No, the TPP won’t cost Canada 20,000 auto manufacturing jobs

  1. The main threat to the automobile industry is Ontario is the exploding subprime automobile debt market in the United States (and to a lesser degree Canada).

    QE free money allowed the uneconomic overexploitation of shale oil in the United States, and that bubble has burst. QE free money has also facilitated the subprime automobile debt market in the United States, and that is going to burst in the near future.

  2. The Threat to the auto industry is going to be those Right To Work States that the auto industry Unions that have priced themselves OUT OF…..That will move to those States…

  3. Well,

    the very fact that the doom and gloom was predicted by an economic illiterate like Jim Stanford should be evidence enough that the deal is probably a good idea.
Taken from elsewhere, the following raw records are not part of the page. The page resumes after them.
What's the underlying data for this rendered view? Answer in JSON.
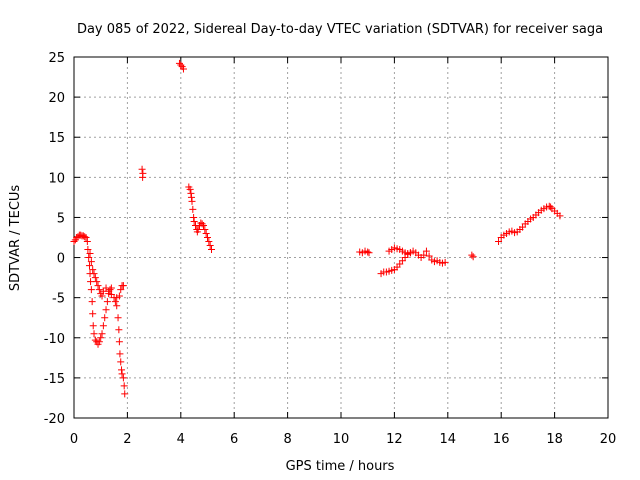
{
  "chart_data": {
    "type": "scatter",
    "title": "Day 085 of 2022, Sidereal Day-to-day VTEC variation (SDTVAR) for receiver saga",
    "xlabel": "GPS time / hours",
    "ylabel": "SDTVAR / TECUs",
    "xlim": [
      0,
      20
    ],
    "ylim": [
      -20,
      25
    ],
    "x_ticks": [
      0,
      2,
      4,
      6,
      8,
      10,
      12,
      14,
      16,
      18,
      20
    ],
    "y_ticks": [
      -20,
      -15,
      -10,
      -5,
      0,
      5,
      10,
      15,
      20,
      25
    ],
    "grid": true,
    "marker": "+",
    "colors": {
      "series": "#ff0000",
      "grid": "#a0a0a0",
      "axes": "#000000"
    },
    "series": [
      {
        "name": "SDTVAR",
        "points": [
          [
            0.0,
            2.0
          ],
          [
            0.05,
            2.2
          ],
          [
            0.1,
            2.5
          ],
          [
            0.15,
            2.6
          ],
          [
            0.2,
            2.8
          ],
          [
            0.25,
            2.8
          ],
          [
            0.3,
            2.7
          ],
          [
            0.35,
            2.7
          ],
          [
            0.4,
            2.6
          ],
          [
            0.45,
            2.5
          ],
          [
            0.5,
            2.0
          ],
          [
            0.52,
            1.0
          ],
          [
            0.55,
            0.0
          ],
          [
            0.58,
            -1.0
          ],
          [
            0.6,
            -2.0
          ],
          [
            0.62,
            -3.0
          ],
          [
            0.65,
            -4.0
          ],
          [
            0.68,
            -5.5
          ],
          [
            0.7,
            -7.0
          ],
          [
            0.72,
            -8.5
          ],
          [
            0.75,
            -9.5
          ],
          [
            0.8,
            -10.3
          ],
          [
            0.85,
            -10.5
          ],
          [
            0.9,
            -10.8
          ],
          [
            0.95,
            -10.5
          ],
          [
            1.0,
            -10.0
          ],
          [
            1.05,
            -9.5
          ],
          [
            1.1,
            -8.5
          ],
          [
            1.15,
            -7.5
          ],
          [
            1.2,
            -6.5
          ],
          [
            1.25,
            -5.5
          ],
          [
            1.3,
            -4.5
          ],
          [
            1.35,
            -4.0
          ],
          [
            1.4,
            -3.8
          ],
          [
            0.6,
            0.5
          ],
          [
            0.65,
            -0.5
          ],
          [
            0.7,
            -1.5
          ],
          [
            0.75,
            -2.0
          ],
          [
            0.8,
            -2.5
          ],
          [
            0.85,
            -3.0
          ],
          [
            0.9,
            -3.5
          ],
          [
            0.95,
            -4.0
          ],
          [
            1.0,
            -4.5
          ],
          [
            1.05,
            -4.8
          ],
          [
            1.1,
            -4.2
          ],
          [
            1.2,
            -3.8
          ],
          [
            1.3,
            -4.2
          ],
          [
            1.4,
            -4.6
          ],
          [
            1.5,
            -5.0
          ],
          [
            1.55,
            -5.5
          ],
          [
            1.6,
            -5.0
          ],
          [
            1.7,
            -4.8
          ],
          [
            1.75,
            -4.0
          ],
          [
            1.8,
            -3.5
          ],
          [
            1.85,
            -3.5
          ],
          [
            1.6,
            -6.0
          ],
          [
            1.65,
            -7.5
          ],
          [
            1.68,
            -9.0
          ],
          [
            1.7,
            -10.5
          ],
          [
            1.72,
            -12.0
          ],
          [
            1.75,
            -13.0
          ],
          [
            1.78,
            -14.0
          ],
          [
            1.8,
            -14.5
          ],
          [
            1.85,
            -15.0
          ],
          [
            1.88,
            -16.0
          ],
          [
            1.9,
            -17.0
          ],
          [
            2.55,
            11.0
          ],
          [
            2.57,
            10.0
          ],
          [
            2.58,
            10.5
          ],
          [
            3.95,
            24.2
          ],
          [
            4.0,
            24.0
          ],
          [
            4.05,
            23.8
          ],
          [
            4.1,
            23.5
          ],
          [
            4.3,
            8.8
          ],
          [
            4.35,
            8.5
          ],
          [
            4.38,
            8.0
          ],
          [
            4.4,
            7.5
          ],
          [
            4.42,
            7.0
          ],
          [
            4.45,
            6.0
          ],
          [
            4.48,
            5.0
          ],
          [
            4.5,
            4.5
          ],
          [
            4.55,
            4.0
          ],
          [
            4.6,
            3.5
          ],
          [
            4.62,
            3.2
          ],
          [
            4.65,
            3.5
          ],
          [
            4.7,
            4.0
          ],
          [
            4.75,
            4.3
          ],
          [
            4.8,
            4.2
          ],
          [
            4.85,
            4.0
          ],
          [
            4.9,
            3.5
          ],
          [
            4.95,
            3.0
          ],
          [
            5.0,
            2.5
          ],
          [
            5.05,
            2.0
          ],
          [
            5.1,
            1.5
          ],
          [
            5.15,
            1.0
          ],
          [
            10.7,
            0.7
          ],
          [
            10.8,
            0.6
          ],
          [
            10.9,
            0.8
          ],
          [
            11.0,
            0.7
          ],
          [
            11.05,
            0.6
          ],
          [
            11.5,
            -2.0
          ],
          [
            11.6,
            -1.8
          ],
          [
            11.7,
            -1.8
          ],
          [
            11.8,
            -1.7
          ],
          [
            11.9,
            -1.6
          ],
          [
            12.0,
            -1.5
          ],
          [
            12.1,
            -1.2
          ],
          [
            12.2,
            -0.8
          ],
          [
            12.3,
            -0.4
          ],
          [
            12.4,
            0.0
          ],
          [
            12.5,
            0.4
          ],
          [
            12.6,
            0.6
          ],
          [
            12.7,
            0.8
          ],
          [
            12.8,
            0.6
          ],
          [
            12.9,
            0.3
          ],
          [
            11.8,
            0.8
          ],
          [
            11.9,
            1.0
          ],
          [
            12.0,
            1.2
          ],
          [
            12.1,
            1.1
          ],
          [
            12.2,
            1.0
          ],
          [
            12.3,
            0.8
          ],
          [
            12.4,
            0.6
          ],
          [
            12.5,
            0.5
          ],
          [
            12.6,
            0.6
          ],
          [
            13.0,
            0.0
          ],
          [
            13.1,
            0.3
          ],
          [
            13.2,
            0.8
          ],
          [
            13.3,
            0.2
          ],
          [
            13.4,
            -0.3
          ],
          [
            13.5,
            -0.5
          ],
          [
            13.6,
            -0.4
          ],
          [
            13.7,
            -0.6
          ],
          [
            13.8,
            -0.7
          ],
          [
            13.9,
            -0.6
          ],
          [
            14.9,
            0.3
          ],
          [
            14.95,
            0.1
          ],
          [
            15.9,
            2.0
          ],
          [
            16.0,
            2.5
          ],
          [
            16.1,
            2.8
          ],
          [
            16.2,
            3.0
          ],
          [
            16.3,
            3.2
          ],
          [
            16.4,
            3.3
          ],
          [
            16.5,
            3.1
          ],
          [
            16.6,
            3.2
          ],
          [
            16.7,
            3.5
          ],
          [
            16.8,
            3.8
          ],
          [
            16.9,
            4.2
          ],
          [
            17.0,
            4.5
          ],
          [
            17.1,
            4.8
          ],
          [
            17.2,
            5.0
          ],
          [
            17.3,
            5.3
          ],
          [
            17.4,
            5.6
          ],
          [
            17.5,
            5.9
          ],
          [
            17.6,
            6.1
          ],
          [
            17.7,
            6.3
          ],
          [
            17.8,
            6.4
          ],
          [
            17.85,
            6.3
          ],
          [
            17.9,
            6.1
          ],
          [
            18.0,
            5.8
          ],
          [
            18.1,
            5.5
          ],
          [
            18.2,
            5.2
          ]
        ]
      }
    ]
  }
}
Folks like Jim Stanford were also opposed to free trade; and most likley private property is a bad idea to these socialists.
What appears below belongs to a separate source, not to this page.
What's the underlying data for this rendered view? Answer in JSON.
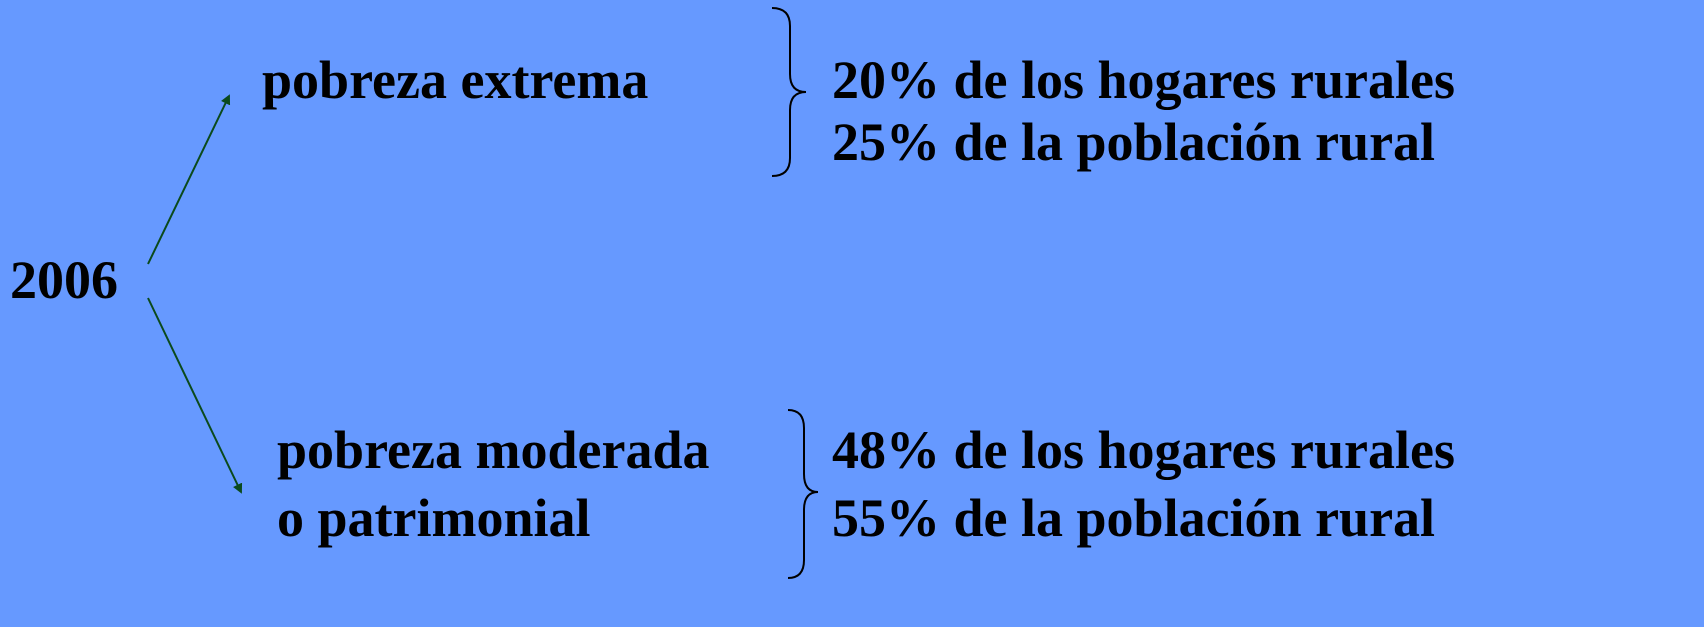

  4. The author does an abysmal job arguing how signing on to the TPP is going to improve life for the average Canadian (“we won’t lose tons of jobs – let’s do it!”). Perhaps this treaty was never designed to do that.
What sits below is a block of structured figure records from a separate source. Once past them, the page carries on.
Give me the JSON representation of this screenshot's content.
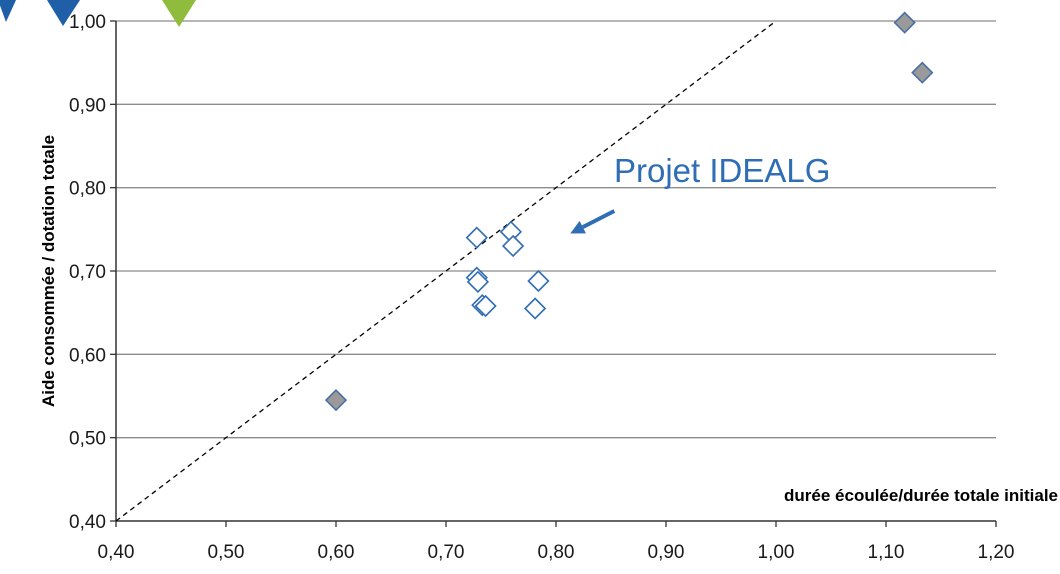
{
  "chart_data": {
    "type": "scatter",
    "xlabel": "durée écoulée/durée totale initiale",
    "ylabel": "Aide consommée / dotation totale",
    "xlim": [
      0.4,
      1.2
    ],
    "ylim": [
      0.4,
      1.0
    ],
    "x_ticks": [
      "0,40",
      "0,50",
      "0,60",
      "0,70",
      "0,80",
      "0,90",
      "1,00",
      "1,10",
      "1,20"
    ],
    "y_ticks": [
      "0,40",
      "0,50",
      "0,60",
      "0,70",
      "0,80",
      "0,90",
      "1,00"
    ],
    "x_tick_values": [
      0.4,
      0.5,
      0.6,
      0.7,
      0.8,
      0.9,
      1.0,
      1.1,
      1.2
    ],
    "y_tick_values": [
      0.4,
      0.5,
      0.6,
      0.7,
      0.8,
      0.9,
      1.0
    ],
    "grid": "horizontal",
    "reference_line": {
      "style": "dashed",
      "points": [
        [
          0.4,
          0.4
        ],
        [
          1.0,
          1.0
        ]
      ]
    },
    "series": [
      {
        "marker": "diamond-filled",
        "color": "#9a9a9a",
        "edge_color": "#4a6fa5",
        "points": [
          {
            "x": 0.6,
            "y": 0.545
          },
          {
            "x": 1.117,
            "y": 0.998
          },
          {
            "x": 1.133,
            "y": 0.938
          }
        ]
      },
      {
        "marker": "diamond-open",
        "color": "#ffffff",
        "edge_color": "#2f6db5",
        "points": [
          {
            "x": 0.728,
            "y": 0.74
          },
          {
            "x": 0.759,
            "y": 0.747
          },
          {
            "x": 0.761,
            "y": 0.73
          },
          {
            "x": 0.728,
            "y": 0.692
          },
          {
            "x": 0.729,
            "y": 0.687
          },
          {
            "x": 0.784,
            "y": 0.688
          },
          {
            "x": 0.733,
            "y": 0.659
          },
          {
            "x": 0.736,
            "y": 0.658
          },
          {
            "x": 0.781,
            "y": 0.655
          }
        ]
      }
    ],
    "annotation": {
      "text": "Projet IDEALG",
      "color": "#2f6db5",
      "arrow_from": [
        0.853,
        0.772
      ],
      "arrow_to": [
        0.813,
        0.745
      ]
    }
  },
  "colors": {
    "axis": "#333333",
    "grid": "#8c8c8c",
    "dashed_line": "#000000",
    "accent_blue": "#2f6db5",
    "marker_navy": "#1f5fa8",
    "marker_green": "#8fbc3c"
  },
  "decorations": [
    "blue-triangle-marker",
    "blue-triangle-marker",
    "green-triangle-marker"
  ]
}
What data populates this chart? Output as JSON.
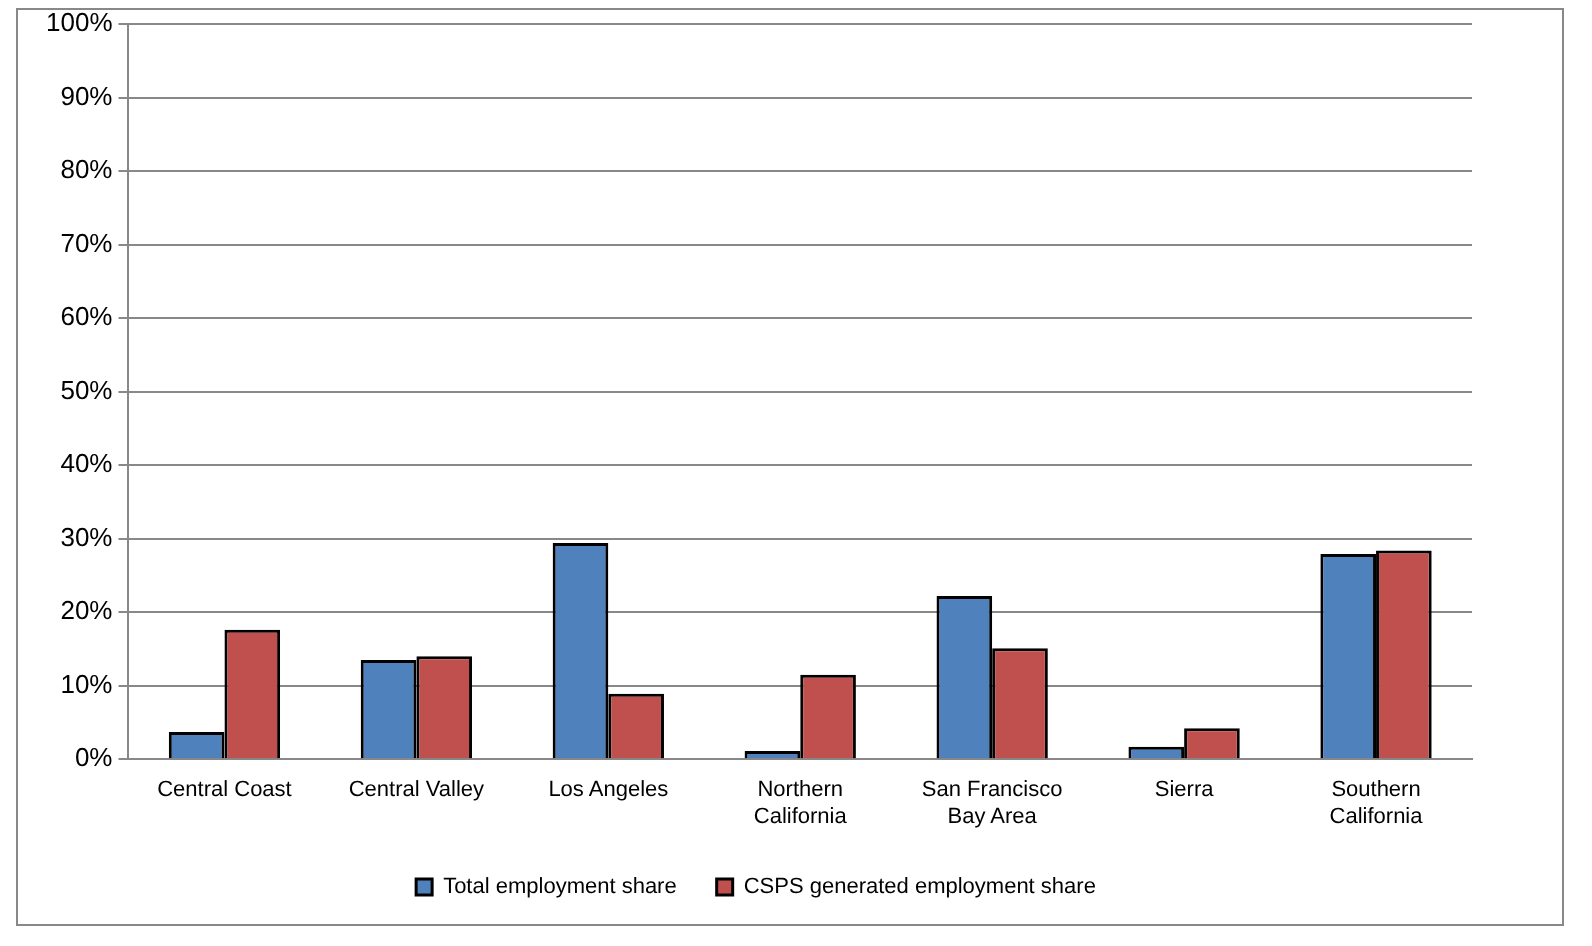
{
  "chart_data": {
    "type": "bar",
    "categories": [
      "Central Coast",
      "Central Valley",
      "Los Angeles",
      "Northern California",
      "San Francisco Bay Area",
      "Sierra",
      "Southern California"
    ],
    "series": [
      {
        "name": "Total employment share",
        "color": "#4f81bd",
        "values": [
          3.7,
          13.5,
          29.4,
          1.1,
          22.2,
          1.7,
          27.9
        ]
      },
      {
        "name": "CSPS generated employment share",
        "color": "#c0504d",
        "values": [
          17.6,
          14.0,
          8.9,
          11.5,
          15.1,
          4.2,
          28.4
        ]
      }
    ],
    "ylim": [
      0,
      100
    ],
    "yticks": [
      {
        "value": 0,
        "label": "0%"
      },
      {
        "value": 10,
        "label": "10%"
      },
      {
        "value": 20,
        "label": "20%"
      },
      {
        "value": 30,
        "label": "30%"
      },
      {
        "value": 40,
        "label": "40%"
      },
      {
        "value": 50,
        "label": "50%"
      },
      {
        "value": 60,
        "label": "60%"
      },
      {
        "value": 70,
        "label": "70%"
      },
      {
        "value": 80,
        "label": "80%"
      },
      {
        "value": 90,
        "label": "90%"
      },
      {
        "value": 100,
        "label": "100%"
      }
    ],
    "grid": "y",
    "legend": "bottom"
  }
}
    What the TPP does do well, however, is to allow multinational corporations to sidestep Canadian laws that protect consumers and the environment. Gus Van Harten, an expert in international investment law and arbitration, argues that “the deal carries unacceptable risks for voters and taxpayers in TPP countries, while giving unjustified benefits to big multinationals and the super-wealthy.”

    While the TPP’s economic ramifications may be nebulous, its legal ramifications are not.

  5. you may as well ask some left-wing marxist kooks like the “Canadian Centre for Policy Alternatives” what they think of the TPP or free trade.

    If it doesn’t march in lock-step with Stalin, Marx, or Mao…they aren’t interested in it.

  6. You’ve gotta love these ‘my hypothesis is bigger than yours’ pissing matches. You call that an assumption? Now this is an assumption! So there. My choice of arbitrary assumptions is than better than yours and my back-of-the-envelope scratchings are better because I started with a bigger envelope and can write really really small. The most cogent thing economists do is produce convincing explanations as to why their previous predictions went wrong.

    • Good point GeraldR….

      It’s hard to find two economists that can agree on anything.

      • Best economists do not work for universities, government or banks, they work for themselves. Its where media always gets it wrong in quoting idiots who have no real acumen to tout their “expert opinion”.

        A really good economist would have to need to work as an economist. They would be business people with a hard nose for good business like Kevin OLeary, or others. They know economics. But what we get is a biases from industry paid puppets, lies for a living, selling delusions, trying to rationalize loonacy and greed. They twist things, confuse people and naive people follow the nonsense.

  7. Anti trade groups are really using propaganda to push protectionism that always fails society.

    Lets keep it simple. Fewer Canadians are buying autos as the tax greed makes them less affordable. By using the tax greed methods you make your customers poorer and thus less likely to buy your products. Its like tooth paste, squeeze one end but not more toothpaste really exists.

    Devalued money greed is another. Now all materials and machinery cost 47% more in devalued money, no one is investing in the failing, bankrupt economy.

    Sure, short term benefit is you can use par cost machinery in a 69 cent loonie but the machinery runs down, needs parts or replacing, your pricing model then fails big. Its why we investors call it race to the bottom mentality. And now you probably want to strike as you have 69 cent dollars.

    In the end, if you can’t compete, you can’t compete. So stop dragging the rest of the country into poverty for loonacy and greed. And why I do not buy CAW/UAW any more. Why feed the greed that uses the tax man and debt banks against us?